Like Giuliani, Romney recognizes that no issue is more important than protecting the country and staying on the offense in the war on terror. But unlike Giuliani and the other leading Republican candidates, Romney’s record demonstrates that he is true to all three prongs of the conservative movement. Many conservatives don’t seem to get that. Instead, they keep looking for a new flavor of the month, only to be disappointed again and again when they learn more about their latest infatuation. Could Felons for Huckabee be next?

“One of the reasons I decided to endorse Romney is that I became convinced that he is the only candidate developing a credible ability to appeal to economic, social, and defense-oriented conservatives,” David Keene, president of the American Conservative Union, tells me.

Within the conservative movement, no one is more respected than Keene, who has headed the ACU since 1984. With one million members, the ACU runs the Conservative Political Action Committee’s (CPAC) annual conference in Washington and publishes an annual Rating of Congress — the gold standard for ideological assessments of members of Congress.

“Giuliani appeals to defense-oriented conservatives and can make a credible argument to some economic conservatives, but he can’t pass the giggle test with social conservatives — and doesn’t really try to do so,” says Keene. “Mike Huckabee appeals to social conservatives but has demonstrated virtually no appeal to those who focus on national defense and economic issues. Thompson may have had the potential to do what Romney is now doing, but hasn’t done so. John McCain is a hero to many national defense oriented conservatives, but he has little appeal in other quarters.”

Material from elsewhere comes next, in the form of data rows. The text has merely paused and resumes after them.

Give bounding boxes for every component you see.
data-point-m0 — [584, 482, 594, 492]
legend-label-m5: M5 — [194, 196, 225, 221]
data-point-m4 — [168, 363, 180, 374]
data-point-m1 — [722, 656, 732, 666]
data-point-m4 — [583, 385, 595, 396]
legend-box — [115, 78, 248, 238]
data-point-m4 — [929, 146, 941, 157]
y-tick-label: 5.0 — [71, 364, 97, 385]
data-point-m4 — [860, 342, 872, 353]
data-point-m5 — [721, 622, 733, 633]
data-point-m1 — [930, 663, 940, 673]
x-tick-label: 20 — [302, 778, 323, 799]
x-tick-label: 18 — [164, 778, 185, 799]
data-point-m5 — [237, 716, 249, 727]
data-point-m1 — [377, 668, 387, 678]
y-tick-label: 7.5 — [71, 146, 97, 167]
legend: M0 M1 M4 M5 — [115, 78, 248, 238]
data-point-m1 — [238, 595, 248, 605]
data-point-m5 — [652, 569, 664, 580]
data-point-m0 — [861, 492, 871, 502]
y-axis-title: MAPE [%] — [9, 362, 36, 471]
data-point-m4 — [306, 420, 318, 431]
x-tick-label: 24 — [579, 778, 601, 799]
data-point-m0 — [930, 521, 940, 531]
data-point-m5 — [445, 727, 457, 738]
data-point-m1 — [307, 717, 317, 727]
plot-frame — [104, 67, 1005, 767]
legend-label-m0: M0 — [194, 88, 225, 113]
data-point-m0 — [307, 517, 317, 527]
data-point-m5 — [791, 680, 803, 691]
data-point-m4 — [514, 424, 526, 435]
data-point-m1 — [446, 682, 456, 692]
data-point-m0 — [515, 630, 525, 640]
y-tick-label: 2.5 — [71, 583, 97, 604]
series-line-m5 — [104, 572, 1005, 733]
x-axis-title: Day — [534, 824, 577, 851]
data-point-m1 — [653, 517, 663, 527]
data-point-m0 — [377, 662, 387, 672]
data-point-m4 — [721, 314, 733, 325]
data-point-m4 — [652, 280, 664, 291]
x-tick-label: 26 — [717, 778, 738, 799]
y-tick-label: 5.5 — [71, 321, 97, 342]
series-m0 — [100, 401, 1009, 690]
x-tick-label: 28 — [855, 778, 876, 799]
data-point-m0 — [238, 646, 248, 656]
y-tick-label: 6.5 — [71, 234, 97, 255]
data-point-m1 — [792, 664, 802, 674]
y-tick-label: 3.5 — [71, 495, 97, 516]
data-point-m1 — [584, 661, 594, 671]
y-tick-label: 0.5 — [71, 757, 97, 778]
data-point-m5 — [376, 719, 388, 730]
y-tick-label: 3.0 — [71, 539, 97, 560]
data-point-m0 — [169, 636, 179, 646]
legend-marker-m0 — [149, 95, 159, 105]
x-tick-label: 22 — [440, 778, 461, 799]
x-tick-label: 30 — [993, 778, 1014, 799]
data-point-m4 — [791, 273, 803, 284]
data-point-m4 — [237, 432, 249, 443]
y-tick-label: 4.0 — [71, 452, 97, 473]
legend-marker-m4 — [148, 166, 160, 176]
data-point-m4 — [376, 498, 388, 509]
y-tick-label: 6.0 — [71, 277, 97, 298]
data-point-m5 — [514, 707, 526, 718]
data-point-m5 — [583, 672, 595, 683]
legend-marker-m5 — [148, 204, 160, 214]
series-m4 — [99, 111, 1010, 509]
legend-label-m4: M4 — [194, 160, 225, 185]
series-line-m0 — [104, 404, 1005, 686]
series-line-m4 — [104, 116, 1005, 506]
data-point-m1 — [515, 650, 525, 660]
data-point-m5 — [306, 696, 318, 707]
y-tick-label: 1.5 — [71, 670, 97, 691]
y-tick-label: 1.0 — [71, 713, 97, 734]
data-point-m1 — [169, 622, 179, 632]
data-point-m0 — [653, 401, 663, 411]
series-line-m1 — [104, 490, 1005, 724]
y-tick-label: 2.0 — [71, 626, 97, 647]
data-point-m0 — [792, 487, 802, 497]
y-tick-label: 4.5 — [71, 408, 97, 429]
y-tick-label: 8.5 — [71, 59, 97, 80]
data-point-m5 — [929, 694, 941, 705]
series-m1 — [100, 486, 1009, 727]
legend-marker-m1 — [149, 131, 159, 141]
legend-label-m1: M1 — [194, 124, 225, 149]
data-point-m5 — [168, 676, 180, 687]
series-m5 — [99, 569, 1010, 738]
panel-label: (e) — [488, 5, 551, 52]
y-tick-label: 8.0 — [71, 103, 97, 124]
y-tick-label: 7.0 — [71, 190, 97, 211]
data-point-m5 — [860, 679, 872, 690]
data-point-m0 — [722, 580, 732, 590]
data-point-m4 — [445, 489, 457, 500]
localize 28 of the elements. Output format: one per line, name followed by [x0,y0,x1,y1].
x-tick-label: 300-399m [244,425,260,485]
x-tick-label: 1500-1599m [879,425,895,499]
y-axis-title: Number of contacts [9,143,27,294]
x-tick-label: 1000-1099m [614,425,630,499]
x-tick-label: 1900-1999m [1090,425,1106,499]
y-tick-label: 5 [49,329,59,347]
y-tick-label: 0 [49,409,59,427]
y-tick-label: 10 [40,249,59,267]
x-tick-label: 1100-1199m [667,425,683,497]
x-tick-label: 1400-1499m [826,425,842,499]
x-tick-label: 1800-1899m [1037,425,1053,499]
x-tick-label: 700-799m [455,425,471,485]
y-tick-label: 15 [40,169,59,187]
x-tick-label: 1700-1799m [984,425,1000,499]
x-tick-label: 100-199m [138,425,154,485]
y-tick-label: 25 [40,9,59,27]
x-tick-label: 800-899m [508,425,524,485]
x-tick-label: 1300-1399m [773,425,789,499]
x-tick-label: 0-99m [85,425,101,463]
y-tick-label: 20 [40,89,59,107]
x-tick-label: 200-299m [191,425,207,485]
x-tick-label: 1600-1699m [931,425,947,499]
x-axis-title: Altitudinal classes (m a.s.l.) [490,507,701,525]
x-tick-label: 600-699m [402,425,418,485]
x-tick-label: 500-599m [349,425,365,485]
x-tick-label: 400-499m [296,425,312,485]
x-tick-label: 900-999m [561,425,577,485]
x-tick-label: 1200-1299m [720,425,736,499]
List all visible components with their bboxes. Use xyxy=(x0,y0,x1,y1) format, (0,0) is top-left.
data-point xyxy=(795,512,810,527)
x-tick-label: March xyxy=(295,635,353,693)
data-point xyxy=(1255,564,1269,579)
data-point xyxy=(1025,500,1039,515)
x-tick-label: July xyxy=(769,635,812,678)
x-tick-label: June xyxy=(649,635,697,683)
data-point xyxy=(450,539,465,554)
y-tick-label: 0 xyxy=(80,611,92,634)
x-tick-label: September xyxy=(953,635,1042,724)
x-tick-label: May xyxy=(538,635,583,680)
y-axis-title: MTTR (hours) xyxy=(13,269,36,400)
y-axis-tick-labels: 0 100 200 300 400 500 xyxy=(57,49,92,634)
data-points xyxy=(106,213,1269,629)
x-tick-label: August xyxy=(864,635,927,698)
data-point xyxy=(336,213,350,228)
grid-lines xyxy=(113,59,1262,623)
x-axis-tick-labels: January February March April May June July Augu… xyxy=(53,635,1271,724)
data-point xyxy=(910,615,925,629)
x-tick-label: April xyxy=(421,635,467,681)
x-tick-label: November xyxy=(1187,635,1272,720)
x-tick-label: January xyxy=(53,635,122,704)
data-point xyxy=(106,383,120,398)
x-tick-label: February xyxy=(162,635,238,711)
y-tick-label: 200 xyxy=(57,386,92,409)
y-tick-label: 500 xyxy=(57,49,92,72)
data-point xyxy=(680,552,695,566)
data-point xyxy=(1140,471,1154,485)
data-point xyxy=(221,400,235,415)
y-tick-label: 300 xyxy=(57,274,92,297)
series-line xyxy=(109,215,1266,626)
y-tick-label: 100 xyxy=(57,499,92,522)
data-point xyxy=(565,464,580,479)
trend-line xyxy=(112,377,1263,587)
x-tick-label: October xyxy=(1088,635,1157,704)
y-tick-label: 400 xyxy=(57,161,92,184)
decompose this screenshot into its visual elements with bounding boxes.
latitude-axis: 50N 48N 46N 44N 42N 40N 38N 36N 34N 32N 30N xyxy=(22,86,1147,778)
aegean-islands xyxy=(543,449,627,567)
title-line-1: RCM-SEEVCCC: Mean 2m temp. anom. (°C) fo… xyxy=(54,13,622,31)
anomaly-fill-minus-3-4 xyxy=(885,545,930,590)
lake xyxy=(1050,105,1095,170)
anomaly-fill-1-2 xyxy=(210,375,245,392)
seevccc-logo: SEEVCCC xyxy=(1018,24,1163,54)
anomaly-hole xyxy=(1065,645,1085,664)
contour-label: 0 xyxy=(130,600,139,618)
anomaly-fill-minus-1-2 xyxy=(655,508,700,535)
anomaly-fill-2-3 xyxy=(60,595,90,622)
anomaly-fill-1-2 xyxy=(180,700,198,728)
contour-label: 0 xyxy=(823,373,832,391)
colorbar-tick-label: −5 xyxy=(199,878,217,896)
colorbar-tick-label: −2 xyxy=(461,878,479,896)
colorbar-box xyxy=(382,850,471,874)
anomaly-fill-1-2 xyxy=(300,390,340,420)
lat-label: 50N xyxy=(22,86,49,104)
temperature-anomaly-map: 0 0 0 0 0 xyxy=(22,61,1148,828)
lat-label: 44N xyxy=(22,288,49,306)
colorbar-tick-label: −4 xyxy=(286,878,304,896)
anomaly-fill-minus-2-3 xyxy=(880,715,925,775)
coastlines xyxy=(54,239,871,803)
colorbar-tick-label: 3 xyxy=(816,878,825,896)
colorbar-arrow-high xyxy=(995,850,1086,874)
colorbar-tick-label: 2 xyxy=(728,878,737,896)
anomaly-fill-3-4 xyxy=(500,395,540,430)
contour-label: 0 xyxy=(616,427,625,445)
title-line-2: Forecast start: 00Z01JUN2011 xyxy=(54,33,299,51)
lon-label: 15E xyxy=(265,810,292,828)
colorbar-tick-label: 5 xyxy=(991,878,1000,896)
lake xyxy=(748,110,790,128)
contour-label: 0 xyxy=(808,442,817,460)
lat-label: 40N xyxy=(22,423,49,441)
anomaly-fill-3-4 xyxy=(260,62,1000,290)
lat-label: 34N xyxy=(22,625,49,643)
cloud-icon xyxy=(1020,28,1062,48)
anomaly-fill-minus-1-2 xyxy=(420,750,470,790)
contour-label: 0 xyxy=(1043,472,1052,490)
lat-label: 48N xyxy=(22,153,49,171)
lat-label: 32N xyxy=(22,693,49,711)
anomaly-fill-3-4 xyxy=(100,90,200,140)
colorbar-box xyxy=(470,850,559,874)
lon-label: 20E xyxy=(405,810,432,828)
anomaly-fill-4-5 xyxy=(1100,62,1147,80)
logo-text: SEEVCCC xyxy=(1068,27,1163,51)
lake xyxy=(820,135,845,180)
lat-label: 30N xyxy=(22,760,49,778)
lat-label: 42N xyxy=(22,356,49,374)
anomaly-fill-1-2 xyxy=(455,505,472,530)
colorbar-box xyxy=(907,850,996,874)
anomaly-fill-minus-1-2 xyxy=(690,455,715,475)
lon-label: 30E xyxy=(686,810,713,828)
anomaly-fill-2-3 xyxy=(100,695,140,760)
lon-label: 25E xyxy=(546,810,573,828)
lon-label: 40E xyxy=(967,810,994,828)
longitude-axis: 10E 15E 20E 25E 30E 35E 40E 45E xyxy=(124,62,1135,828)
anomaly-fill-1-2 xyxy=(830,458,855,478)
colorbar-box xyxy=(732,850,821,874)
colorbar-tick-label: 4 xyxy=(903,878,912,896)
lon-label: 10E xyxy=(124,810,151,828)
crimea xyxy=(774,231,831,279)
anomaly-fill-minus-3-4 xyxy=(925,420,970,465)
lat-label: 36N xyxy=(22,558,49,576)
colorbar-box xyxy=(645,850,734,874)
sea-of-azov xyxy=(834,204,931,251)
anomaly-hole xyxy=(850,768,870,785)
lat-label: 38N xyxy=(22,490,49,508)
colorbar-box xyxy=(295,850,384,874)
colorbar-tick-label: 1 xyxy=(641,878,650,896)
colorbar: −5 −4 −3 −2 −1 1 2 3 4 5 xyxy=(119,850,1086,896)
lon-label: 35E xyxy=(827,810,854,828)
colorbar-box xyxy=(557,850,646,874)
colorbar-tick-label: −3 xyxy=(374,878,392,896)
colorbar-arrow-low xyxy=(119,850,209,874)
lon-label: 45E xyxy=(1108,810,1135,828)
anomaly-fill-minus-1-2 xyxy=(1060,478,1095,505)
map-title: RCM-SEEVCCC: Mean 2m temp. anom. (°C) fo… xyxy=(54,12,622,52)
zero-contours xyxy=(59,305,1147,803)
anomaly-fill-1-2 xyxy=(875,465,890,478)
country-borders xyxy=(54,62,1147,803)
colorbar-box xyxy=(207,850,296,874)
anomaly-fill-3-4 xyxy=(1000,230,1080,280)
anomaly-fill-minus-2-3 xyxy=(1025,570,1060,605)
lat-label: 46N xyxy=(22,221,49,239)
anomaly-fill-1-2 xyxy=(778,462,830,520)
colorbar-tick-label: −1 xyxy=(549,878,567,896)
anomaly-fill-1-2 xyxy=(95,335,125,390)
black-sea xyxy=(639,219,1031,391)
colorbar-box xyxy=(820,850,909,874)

Romney, on the other hand, has “developed into a candidate who has tried hard to appeal across these factions in the way Reagan did some decades ago,” Keene says. “Like all the others, he began with credibility issues, but as time has gone on, more and more conservatives are beginning to accept today’s Mitt Romney as the real deal rather than the caricature others are portraying.”

Reagan Candidate
That is why Romney has the support of conservatives as different as Robert Bork, Paul Weyrich, former Sen. Jim Talent, Michael Novak, and Kate O’Bierne and the editors of National Review, says Keene.

“This support will broaden and deepen as more and more members of the conservative coalition realize that Romney can hold the coalition together and advance their cause better than the other candidates,” predicts Keene.

The Newsmax cover story last April called Romney “The Reagan Candidate.”

That is as true today as it was then.